Irv Gordon dies; LIer who gained fame for his 3 million-mile Volvo was 78
Irv Gordon, a lifelong East Patchogue resident who set world records and traveled more than 3 million miles behind the wheel of his cherry-red 1966 Volvo, has died.
Gordon traversed the country and the world in his Volvo P1800, which became a part of him and gave him a unique outlet to travel and make friends, his daughter Danielle Gordon said.
“He was a person who needed to be free and who needed to just be out on the road,” said Gordon, 41.
Irv Gordon collapsed Thursday while traveling in a remote, mountainous region of China for promotional work with Volvo Cars, Danielle Gordon said. He is believed to have died of a heart attack just hours after messaging his daughter that he was “having one of the best times of his life.” He was 78.
Irvin Gordon was born in July 1940 to Henry and Emma Gordon. He graduated from a Massachusetts college, which Danielle Gordon declined to name citing security concerns over his valuable car.

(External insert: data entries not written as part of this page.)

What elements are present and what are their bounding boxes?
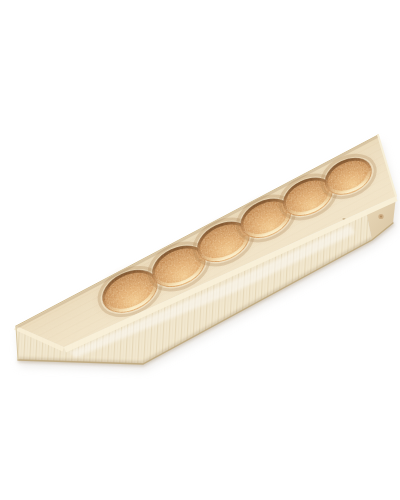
mancala-board-photo (0, 0, 400, 500)
end-face-knot (378, 214, 383, 219)
board-svg (0, 0, 400, 500)
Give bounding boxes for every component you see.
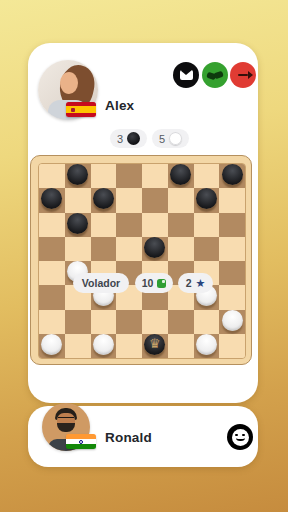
square-r8c2[interactable] xyxy=(65,334,91,358)
square-r3c1[interactable] xyxy=(39,213,65,237)
square-r1c4[interactable] xyxy=(116,164,142,188)
black-piece-icon xyxy=(127,132,140,145)
square-r4c2[interactable] xyxy=(65,237,91,261)
square-r8c7[interactable] xyxy=(194,334,220,358)
square-r8c5[interactable]: ♛ xyxy=(142,334,168,358)
square-r1c7[interactable] xyxy=(194,164,220,188)
square-r6c1[interactable] xyxy=(39,285,65,309)
square-r4c8[interactable] xyxy=(219,237,245,261)
square-r7c1[interactable] xyxy=(39,310,65,334)
green-token-icon xyxy=(157,279,166,288)
leave-game-button[interactable] xyxy=(230,62,256,88)
square-r8c6[interactable] xyxy=(168,334,194,358)
black-man-piece[interactable] xyxy=(196,188,217,209)
stars-count: 2 xyxy=(186,277,192,289)
square-r8c8[interactable] xyxy=(219,334,245,358)
star-icon: ★ xyxy=(195,278,205,289)
india-flag-icon xyxy=(66,434,96,449)
square-r7c3[interactable] xyxy=(91,310,117,334)
square-r3c3[interactable] xyxy=(91,213,117,237)
square-r1c3[interactable] xyxy=(91,164,117,188)
avatar-glasses xyxy=(58,417,74,422)
square-r2c5[interactable] xyxy=(142,188,168,212)
black-man-piece[interactable] xyxy=(222,164,243,185)
player-name: Ronald xyxy=(105,430,152,445)
black-man-piece[interactable] xyxy=(93,188,114,209)
square-r3c4[interactable] xyxy=(116,213,142,237)
square-r3c8[interactable] xyxy=(219,213,245,237)
black-man-piece[interactable] xyxy=(144,237,165,258)
draw-offer-button[interactable] xyxy=(202,62,228,88)
spain-flag-icon xyxy=(66,102,96,117)
square-r3c5[interactable] xyxy=(142,213,168,237)
tokens-pill[interactable]: 10 xyxy=(135,273,173,293)
square-r4c1[interactable] xyxy=(39,237,65,261)
square-r4c5[interactable] xyxy=(142,237,168,261)
square-r4c4[interactable] xyxy=(116,237,142,261)
player-card: Ronald xyxy=(28,406,258,467)
square-r1c5[interactable] xyxy=(142,164,168,188)
square-r3c6[interactable] xyxy=(168,213,194,237)
square-r2c1[interactable] xyxy=(39,188,65,212)
square-r8c4[interactable] xyxy=(116,334,142,358)
square-r7c4[interactable] xyxy=(116,310,142,334)
match-card: Alex 3 5 ♛ Volador 10 2 ★ xyxy=(28,43,258,403)
game-screen: Alex 3 5 ♛ Volador 10 2 ★ xyxy=(0,0,288,512)
square-r7c8[interactable] xyxy=(219,310,245,334)
rank-label: Volador xyxy=(82,277,120,289)
white-man-piece[interactable] xyxy=(222,310,243,331)
square-r8c3[interactable] xyxy=(91,334,117,358)
envelope-icon xyxy=(180,70,193,80)
square-r5c1[interactable] xyxy=(39,261,65,285)
square-r7c7[interactable] xyxy=(194,310,220,334)
black-king-piece[interactable]: ♛ xyxy=(144,334,165,355)
handshake-icon xyxy=(207,70,223,80)
square-r2c6[interactable] xyxy=(168,188,194,212)
square-r3c7[interactable] xyxy=(194,213,220,237)
square-r2c8[interactable] xyxy=(219,188,245,212)
square-r1c6[interactable] xyxy=(168,164,194,188)
square-r4c7[interactable] xyxy=(194,237,220,261)
captured-black-pill: 3 xyxy=(110,129,147,148)
avatar-beard xyxy=(57,423,75,432)
square-r4c6[interactable] xyxy=(168,237,194,261)
stars-pill[interactable]: 2 ★ xyxy=(178,273,213,293)
white-man-piece[interactable] xyxy=(196,334,217,355)
square-r2c3[interactable] xyxy=(91,188,117,212)
square-r7c6[interactable] xyxy=(168,310,194,334)
square-r7c5[interactable] xyxy=(142,310,168,334)
black-man-piece[interactable] xyxy=(170,164,191,185)
white-man-piece[interactable] xyxy=(41,334,62,355)
white-man-piece[interactable] xyxy=(93,334,114,355)
captured-white-pill: 5 xyxy=(152,129,189,148)
square-r5c8[interactable] xyxy=(219,261,245,285)
board-frame: ♛ xyxy=(30,155,252,365)
chat-button[interactable] xyxy=(173,62,199,88)
reactions-button[interactable] xyxy=(227,424,253,450)
white-piece-icon xyxy=(169,132,182,145)
captured-black-count: 3 xyxy=(117,133,123,145)
square-r3c2[interactable] xyxy=(65,213,91,237)
arrow-right-icon xyxy=(238,74,248,77)
black-man-piece[interactable] xyxy=(67,164,88,185)
black-man-piece[interactable] xyxy=(41,188,62,209)
smiley-icon xyxy=(232,429,249,446)
square-r1c1[interactable] xyxy=(39,164,65,188)
opponent-name: Alex xyxy=(105,98,134,113)
captured-white-count: 5 xyxy=(159,133,165,145)
square-r2c7[interactable] xyxy=(194,188,220,212)
square-r2c2[interactable] xyxy=(65,188,91,212)
avatar-face xyxy=(60,72,78,94)
rank-pill[interactable]: Volador xyxy=(73,273,129,293)
king-crown-icon: ♛ xyxy=(149,337,161,350)
board: ♛ xyxy=(38,163,246,359)
square-r8c1[interactable] xyxy=(39,334,65,358)
square-r1c2[interactable] xyxy=(65,164,91,188)
square-r1c8[interactable] xyxy=(219,164,245,188)
black-man-piece[interactable] xyxy=(67,213,88,234)
square-r6c8[interactable] xyxy=(219,285,245,309)
square-r4c3[interactable] xyxy=(91,237,117,261)
square-r2c4[interactable] xyxy=(116,188,142,212)
tokens-count: 10 xyxy=(142,277,154,289)
square-r7c2[interactable] xyxy=(65,310,91,334)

He worked as a science teacher at Roslyn Middle School from 1962 until he retired in 1999.
Gordon purchased the Volvo for $4,150 on June 30, 1966. In the first two days, he drove 1,500 miles. He continued adding to the odometer with his daily commute to Roslyn. In 1987, it became the fourth car to pass the million-mile mark. Eleven years later, he broke the Guinness World Record for “highest certified mileage driven by the original owner in noncommercial service” with 1.696 million miles. He reached 2 million miles in Times Square in 2002 and 3 million miles in Alaska in 2013.
“If a car can have a soul, this car has a soul,” Gordon told Newsday in 2002, one of many media interviews he did over the years.
The so-called patron saint of Volvo eventually drove 3.4 million miles — enough to circumnavigate the globe about 120 times, according to Guinness World Records. He traveled to 49 states and became a “walking tour guide of an entire map of the United States,” his daughter said.
“Irv never set out to break world records, to him, he was simply living his life in his Volvo,” Volvo Car USA said in a statement.
Gordon regularly checked the car, which he did not let anyone else drive. His engine was rebuilt twice, and his car had been hit at least four times.
"Why would you get rid of a car that starts every time you hit the starter, takes you where you want to go and never gives you any grief?" he told Newsday in 2011.
Even with his love for driving, he had other feelings about Long Island roads and traffic: He called the Long Island Expressway “the largest parking lot in the world,” his daughter said.
Danielle Gordon said she drove the famed car, with the license plate MILNMILR, for the first time after Gordon's death to move it to a secure location. But the key broke off in the ignition, and the car somehow got locked from the inside while empty on a flatbed truck.
“We were all laughing,” she said. “It was like, oh my God, my dad is here and he’s saying, ‘Don’t touch it.’”
Danielle Gordon said she plans to put the car on display. But because “that car really is my dad,” she said she is “really not ready to let it go right now.” She said she is going to "take a drive with my dad and his car" this week before she returns to Rosario, Argentina, where she works as a psychiatrist.
Gordon, who was divorced, is survived by his daughters, Danielle Gordon and Amy Sircusano, of Maryland, and three granddaughters: Elizabeth, Lucia and Isabella.
Gordon, also remembered for his boisterous laugh, warm personality, sense of humor and thoughtfulness, will be cremated. Services will be set after his remains are returned from China.
“I'm having fun," he said in 2002. "Now it's just a challenge to see how far it will go."